Getting vaccinated takes only a few minutes per dose, most of that dedicated to filling out the paperwork. Hospitals could have set up vaccination rooms in which staff could have walked down during a mid-morning or mid-afternoon break to get the jab, and return straight to work, without missing any time. With the vaccines now in plentiful supply, and a lot of medically trained personnel in the workplace who could administer the shots, anyone who was willing to take the shots could have gotten the shots.
Under the city’s mandate, exemptions were possible. Exempt personnel would be required to wear masks — something to which hospital personnel are already accustomed — and be tested twice a week. Given that even those fully vaccinated can contract, and spread, the virus, one would think that they would have to be tested as well, right?
As we have previously reported, the Philadelphia School District tests everybody once a week, and will now test the unvaccinated twice a week. The ‘incentive’ to get vaccinated is simply to halve the number of tests to which employees must submit. The original, August mandate, issued appropriately enough on Friday the 13th, required the unvaccinated to be tested at least once a week. The city is doubling up on that, using the punishment of physical discomfort, in an attempt to force compliance.
Have you ever had a COVID test? It involves a nurse sticking a cotton swab on a long stick far up your nose, to collect material from within your sinuses. It’s hardly fatal, and leaves no (known) lasting damage, but, then again, neither does waterboarding prisoners at Guantanamo. If that comparison seems strained, remember, the purpose is the same: to force compliance from someone who does not wish to go along with your demands.
Dr Bettigole stated that she does not intend to extend the deadline again:
We’ve seen from other places that have implemented vaccine mandates that they work, that workers do step up and get their vaccines despite lots of anxiety before the deadlines.
Well, it didn’t work last time, to the extent that the deadlines had to be extended, or too many personnel would be lost. Considering that the first deadline didn’t work, if we assume that those who didn’t comply were the most strongly opposed to vaccination, might this extension have even less success?

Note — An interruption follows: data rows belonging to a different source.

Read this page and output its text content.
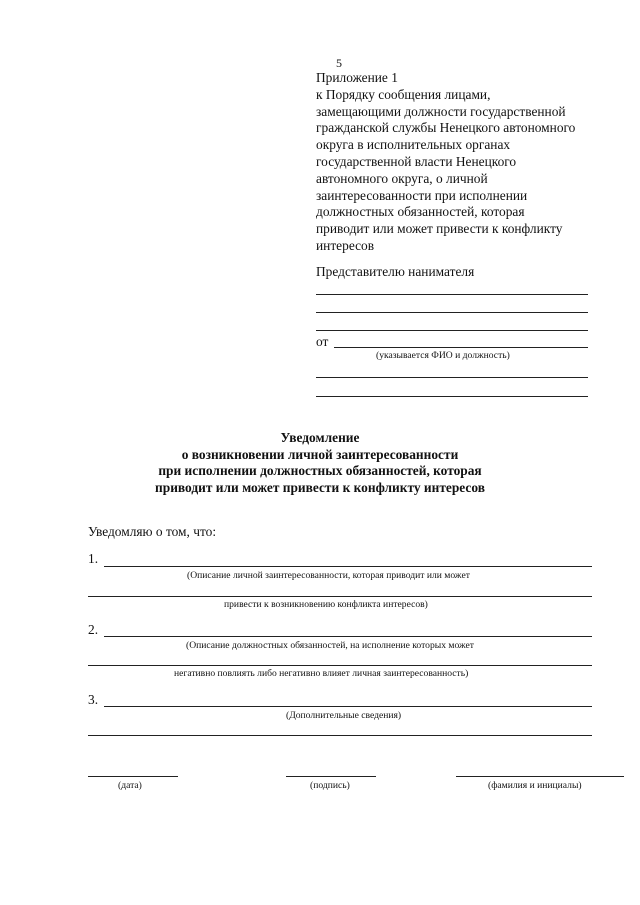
5
Приложение 1
к Порядку сообщения лицами,
замещающими должности государственной
гражданской службы Ненецкого автономного
округа в исполнительных органах
государственной власти Ненецкого
автономного округа, о личной
заинтересованности при исполнении
должностных обязанностей, которая
приводит или может привести к конфликту
интересов
Представителю нанимателя
от
(указывается ФИО и должность)
Уведомление
о возникновении личной заинтересованности
при исполнении должностных обязанностей, которая
приводит или может привести к конфликту интересов
Уведомляю о том, что:
1.
(Описание личной заинтересованности, которая приводит или может
привести к возникновению конфликта интересов)
2.
(Описание должностных обязанностей, на исполнение которых может
негативно повлиять либо негативно влияет личная заинтересованность)
3.
(Дополнительные сведения)
(дата)	(подпись)	(фамилия и инициалы)
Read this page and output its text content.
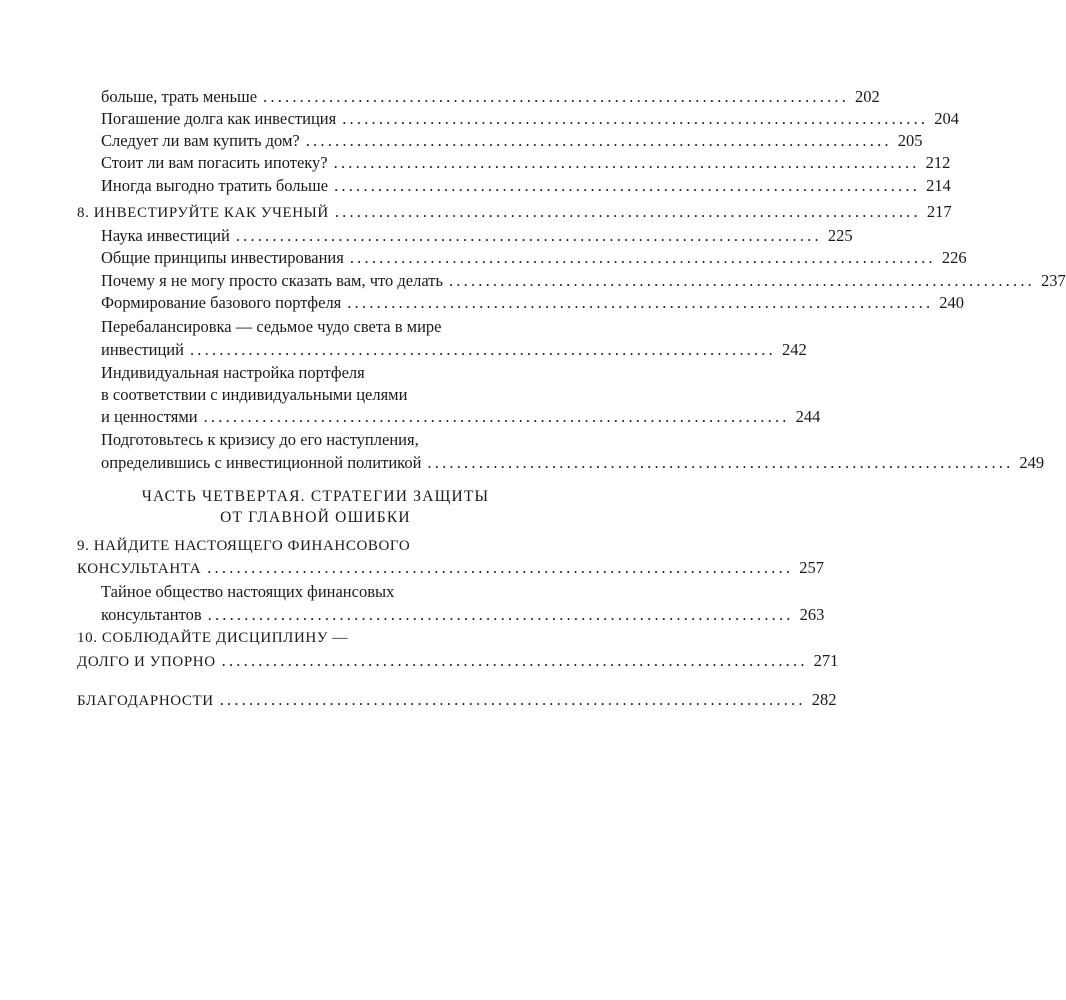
больше, трать меньше ................................................................................ 202
Погашение долга как инвестиция ................................................................................ 204
Следует ли вам купить дом? ................................................................................ 205
Стоит ли вам погасить ипотеку? ................................................................................ 212
Иногда выгодно тратить больше ................................................................................ 214
8. ИНВЕСТИРУЙТЕ КАК УЧЕНЫЙ ................................................................................ 217
Наука инвестиций ................................................................................ 225
Общие принципы инвестирования ................................................................................ 226
Почему я не могу просто сказать вам, что делать ................................................................................ 237
Формирование базового портфеля ................................................................................ 240
Перебалансировка — седьмое чудо света в мире
инвестиций ................................................................................ 242
Индивидуальная настройка портфеля
в соответствии с индивидуальными целями
и ценностями ................................................................................ 244
Подготовьтесь к кризису до его наступления,
определившись с инвестиционной политикой ................................................................................ 249
ЧАСТЬ ЧЕТВЕРТАЯ. СТРАТЕГИИ ЗАЩИТЫ
ОТ ГЛАВНОЙ ОШИБКИ
9. НАЙДИТЕ НАСТОЯЩЕГО ФИНАНСОВОГО
КОНСУЛЬТАНТА ................................................................................ 257
Тайное общество настоящих финансовых
консультантов ................................................................................ 263
10. СОБЛЮДАЙТЕ ДИСЦИПЛИНУ —
ДОЛГО И УПОРНО ................................................................................ 271
БЛАГОДАРНОСТИ ................................................................................ 282
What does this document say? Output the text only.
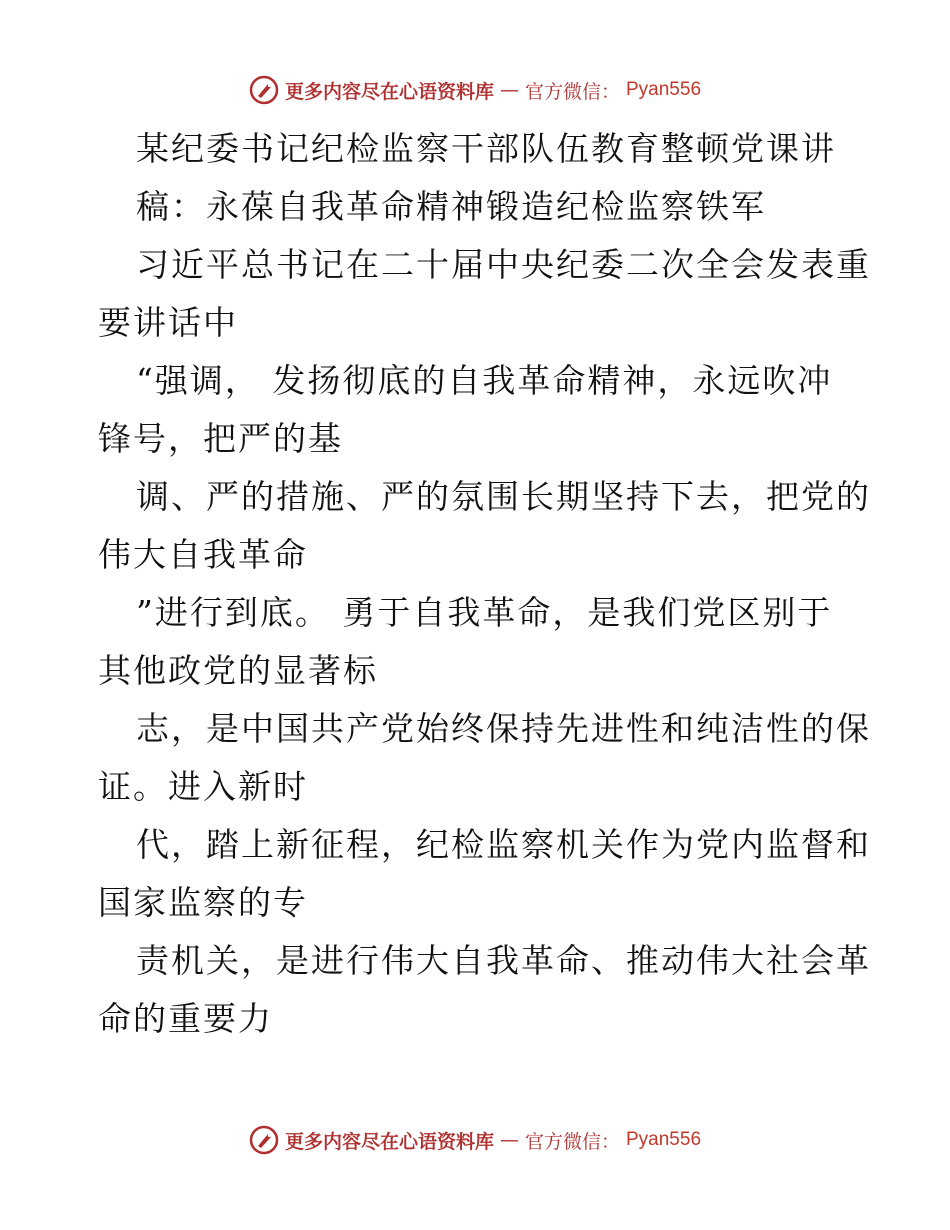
更多内容尽在心语资料库 — 官方微信： Pyan556
某纪委书记纪检监察干部队伍教育整顿党课讲
稿：永葆自我革命精神锻造纪检监察铁军
习近平总书记在二十届中央纪委二次全会发表重
要讲话中
“强调， 发扬彻底的自我革命精神，永远吹冲
锋号，把严的基
调、严的措施、严的氛围长期坚持下去，把党的
伟大自我革命
”进行到底。 勇于自我革命，是我们党区别于
其他政党的显著标
志，是中国共产党始终保持先进性和纯洁性的保
证。进入新时
代，踏上新征程，纪检监察机关作为党内监督和
国家监察的专
责机关，是进行伟大自我革命、推动伟大社会革
命的重要力
更多内容尽在心语资料库 — 官方微信： Pyan556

Dr Bettigole’s phraseology is repugnant. She stated that, with the mandates, “workers do step up and get their vaccines despite lots of anxiety.” Translation: they had to choose between taking something in their bodies that they did not want, or losing their jobs. How is that different from a supervisor saying that you have to have sex with him or get fired? But Dr Bettigole sees knuckling under to coercion as “step(ping) up.” Utterly vile and repugnant, but authoritarians rarely see their dictates as being for anything other than the betterment of society.